Si Chen believes open source has something to offer organizations with specialized business applications needs.
To Chen, principal of Open Source Strategies Inc., a Los Angeles-based consulting firm, open sources flexibility lends itself to ERP (enterprise resource planning) solutions. Open source puts ERP source code in the hands of companies, which can freely modify it to meet their specific needs.
With ERP customization is close to inevitable. Chen pointed out that as many as 80 percent of ERP deployments in some market segments are custom-developed systems. And commercial ERP products from the likes of Oracle and SAP are rarely implemented without significant adaptation.
“In the commercial world, you are still sort of stuck – you have to pay the license fee,” Chen said.
But with open source, he added, customers can forgo the license fee and tweak the software until it suits them.
Chens first exposure to open-source ERP was in a user role. He began exploring the field a couple of years ago when he sought a system for his online retail operation, Gracious Style. He settled on the OFBiz (Open For Business) open-source enterprise automation suite. In time, Chens company became one of the core developers of OFBiz.

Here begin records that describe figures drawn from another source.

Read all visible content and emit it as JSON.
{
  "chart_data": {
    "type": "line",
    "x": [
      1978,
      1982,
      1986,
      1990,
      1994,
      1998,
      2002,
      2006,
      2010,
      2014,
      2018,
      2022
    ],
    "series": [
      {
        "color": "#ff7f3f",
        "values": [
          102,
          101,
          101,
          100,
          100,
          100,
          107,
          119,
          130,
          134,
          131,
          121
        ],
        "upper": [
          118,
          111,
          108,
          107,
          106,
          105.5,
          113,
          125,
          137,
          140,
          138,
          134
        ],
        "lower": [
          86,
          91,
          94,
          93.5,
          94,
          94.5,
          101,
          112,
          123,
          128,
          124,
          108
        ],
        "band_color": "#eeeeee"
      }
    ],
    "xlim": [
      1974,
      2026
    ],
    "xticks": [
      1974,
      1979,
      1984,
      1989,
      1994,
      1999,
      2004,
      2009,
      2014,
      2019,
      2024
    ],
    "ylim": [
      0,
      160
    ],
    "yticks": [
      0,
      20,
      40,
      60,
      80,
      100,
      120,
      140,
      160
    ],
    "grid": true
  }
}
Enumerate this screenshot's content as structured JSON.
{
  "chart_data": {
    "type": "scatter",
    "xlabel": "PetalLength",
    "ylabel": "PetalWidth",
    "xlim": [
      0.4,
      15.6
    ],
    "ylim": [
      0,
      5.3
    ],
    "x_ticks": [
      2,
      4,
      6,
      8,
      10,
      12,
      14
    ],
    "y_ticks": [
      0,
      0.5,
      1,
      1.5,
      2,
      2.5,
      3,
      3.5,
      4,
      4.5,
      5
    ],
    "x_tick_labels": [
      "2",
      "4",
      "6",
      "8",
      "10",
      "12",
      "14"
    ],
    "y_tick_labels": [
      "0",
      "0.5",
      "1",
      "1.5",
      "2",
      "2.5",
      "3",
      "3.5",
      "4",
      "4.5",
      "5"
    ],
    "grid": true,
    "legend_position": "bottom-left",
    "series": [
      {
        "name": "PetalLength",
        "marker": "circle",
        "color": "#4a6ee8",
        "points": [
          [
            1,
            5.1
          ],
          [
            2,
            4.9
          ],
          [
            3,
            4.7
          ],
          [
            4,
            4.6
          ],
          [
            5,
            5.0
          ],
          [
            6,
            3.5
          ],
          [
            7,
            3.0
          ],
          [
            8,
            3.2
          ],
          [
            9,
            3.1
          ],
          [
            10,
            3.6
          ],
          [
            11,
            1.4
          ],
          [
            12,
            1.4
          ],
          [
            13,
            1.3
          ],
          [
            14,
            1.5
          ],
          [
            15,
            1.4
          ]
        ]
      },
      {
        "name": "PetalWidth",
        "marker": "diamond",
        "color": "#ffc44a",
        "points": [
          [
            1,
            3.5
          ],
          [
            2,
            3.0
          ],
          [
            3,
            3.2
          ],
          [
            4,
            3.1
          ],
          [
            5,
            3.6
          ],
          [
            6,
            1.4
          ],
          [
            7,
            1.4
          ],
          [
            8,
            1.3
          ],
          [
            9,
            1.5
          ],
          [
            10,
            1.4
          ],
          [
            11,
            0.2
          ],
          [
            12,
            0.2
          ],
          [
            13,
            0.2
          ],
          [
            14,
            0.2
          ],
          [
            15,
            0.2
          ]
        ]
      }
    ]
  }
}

Now, Open Source Strategies is lead developer on Sequoia ERP, a version of OFBiz positioned as an ERP solution. Sequoia ERP is available under the MIT Public License.
“We saw a significant need for an open-source ERP solution that was low cost and … very flexible and could be developed in a community process,” Chen said.
Dan Houck, a software architect based in Pittsburgh, said Sequoia ERP “will require extensive customization for your business and a heavy knowledge investment.” That story, he added, holds true for any ERP offering. But if an organization is going to invest heavily in ERP, Houck reasoned, why not invest in “something you have control over?”